LATIN SIZZLE: Actors Antonio Banderas and Cameron Diaz, along with singers Ricky Martin, Jennifer Lopez and Christina Aguilera, were among the Hispanic performers who were honored Sunday in Pasadena, Calif., at the fifth annual American Latino Media Arts Awards.
ALMA kudos also went to Latin tube talents Hector Elizondo of "Chicago Hope," Wilson Cruz of "Party of Five" and Laura Ceron of "ER."
Ten musical performers were recognized, including the Backstreet Boys, Marc Anthony, Gloria Estefan (with 'N Sync), Enrique Iglesias, Mariah Carey, Rage Against the Machine and Santana. Martin nabbed the male entertainer of the year award for shaking his bon-bon while Lopez, also of bon-bon fame, and Aguilera, of future bon-bon fame, received awards for female entertainer and new female entertainer, respectively.
IT’S ALL ABOUT THE MOUSE: Disney has paid horror director Clive Barker an advance of $4 million against nearly $8 million for all movie and ancillary rights to four unpublished fantasy novels he is writing.
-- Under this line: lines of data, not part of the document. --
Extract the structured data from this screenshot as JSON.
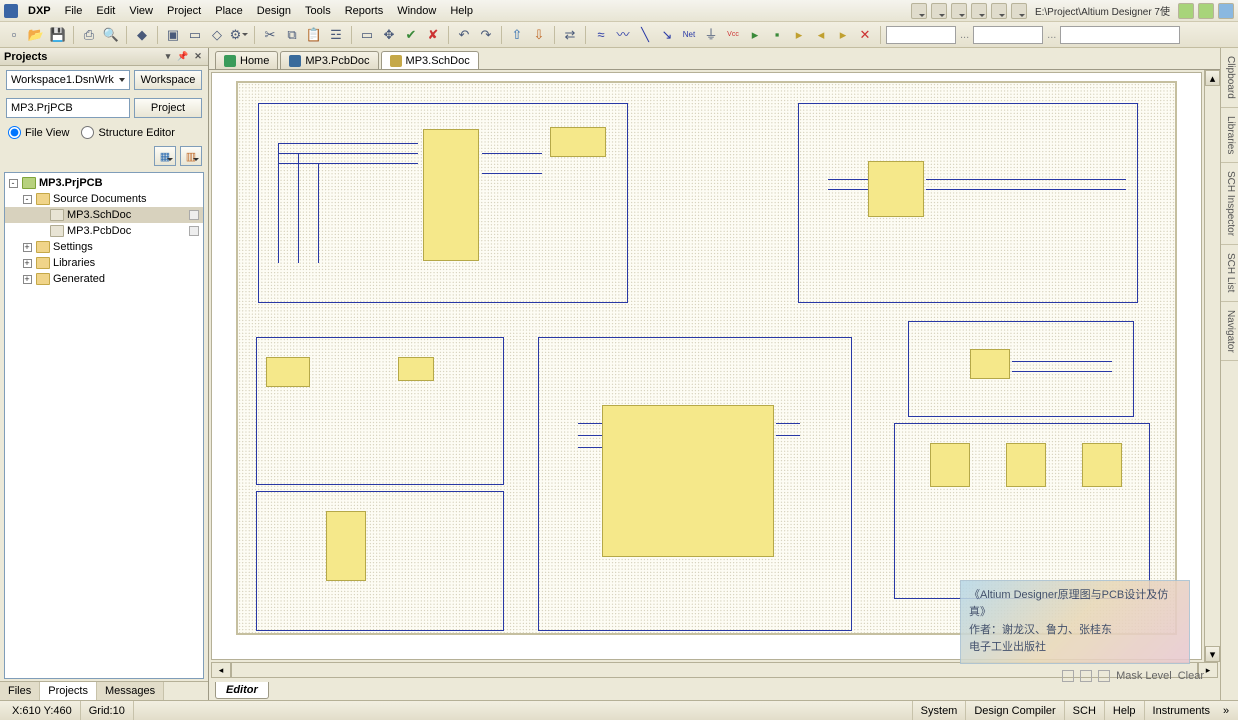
{
  "menu": {
    "logo": "DXP",
    "items": [
      "File",
      "Edit",
      "View",
      "Project",
      "Place",
      "Design",
      "Tools",
      "Reports",
      "Window",
      "Help"
    ],
    "path": "E:\\Project\\Altium Designer 7使"
  },
  "panel": {
    "title": "Projects",
    "workspace_combo": "Workspace1.DsnWrk",
    "workspace_btn": "Workspace",
    "project_txt": "MP3.PrjPCB",
    "project_btn": "Project",
    "radio_file": "File View",
    "radio_struct": "Structure Editor",
    "tree": [
      {
        "d": 0,
        "tw": "-",
        "ico": "prj",
        "lbl": "MP3.PrjPCB",
        "bold": true
      },
      {
        "d": 1,
        "tw": "-",
        "ico": "fld",
        "lbl": "Source Documents"
      },
      {
        "d": 2,
        "tw": "",
        "ico": "doc",
        "lbl": "MP3.SchDoc",
        "sel": true,
        "flag": true
      },
      {
        "d": 2,
        "tw": "",
        "ico": "doc",
        "lbl": "MP3.PcbDoc",
        "flag": true
      },
      {
        "d": 1,
        "tw": "+",
        "ico": "fld",
        "lbl": "Settings"
      },
      {
        "d": 1,
        "tw": "+",
        "ico": "fld",
        "lbl": "Libraries"
      },
      {
        "d": 1,
        "tw": "+",
        "ico": "fld",
        "lbl": "Generated"
      }
    ],
    "tabs": [
      "Files",
      "Projects",
      "Messages"
    ],
    "active_tab": 1
  },
  "doc_tabs": [
    {
      "lbl": "Home",
      "ico": "home"
    },
    {
      "lbl": "MP3.PcbDoc",
      "ico": "pcb"
    },
    {
      "lbl": "MP3.SchDoc",
      "ico": "sch",
      "active": true
    }
  ],
  "editor_tab": "Editor",
  "watermark": {
    "l1": "《Altium Designer原理图与PCB设计及仿真》",
    "l2": "作者：谢龙汉、鲁力、张桂东",
    "l3": "电子工业出版社"
  },
  "mask": {
    "label": "Mask Level",
    "clear": "Clear"
  },
  "right_dock": [
    "Clipboard",
    "Libraries",
    "SCH Inspector",
    "SCH List",
    "Navigator"
  ],
  "status": {
    "coord": "X:610 Y:460",
    "grid": "Grid:10",
    "tabs": [
      "System",
      "Design Compiler",
      "SCH",
      "Help",
      "Instruments"
    ],
    "more": "»"
  }
}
Collectively, the books carry the tentative title ``The Abarat Quartet.''
BLAME CANADA: Actor, Canadian and former Julia Roberts fiance Kiefer Sutherland joined thousands of protesters in Calgary, Alberta, on Saturday to protest plans to privatize some of Canada’s public health care system. Perhaps he was worried about his own benefits, since his acting career has apparently gone into cardiac arrest.
MURDOCH HAS CANCER: Doctors are planning several weeks of radiation treatment for Fox media mogul Rupert Murdoch. In a statement published by Murdoch's newspapers over the weekend, a spokesman said: "His doctors have told Mr. Murdoch the prognosis is very good. ... He has no intention of changing his work schedule."
THERE’S NO PLACE LIKE HOME: All it takes to own the pair of ruby red slippers from "The Wizard of Oz" is a whole lotta of cash. A pristine pair of slippers made for Judy Garland will be sold to the highest bidder May 24 by Christie's auction house, and collectors estimate the pair could fetch $750,000. Also available are the Cowardly Lion's "Oz" costume, a Rolls-Royce from the James Bond classic "Goldfinger" and Christopher Reeve's Superman capes and body stockings.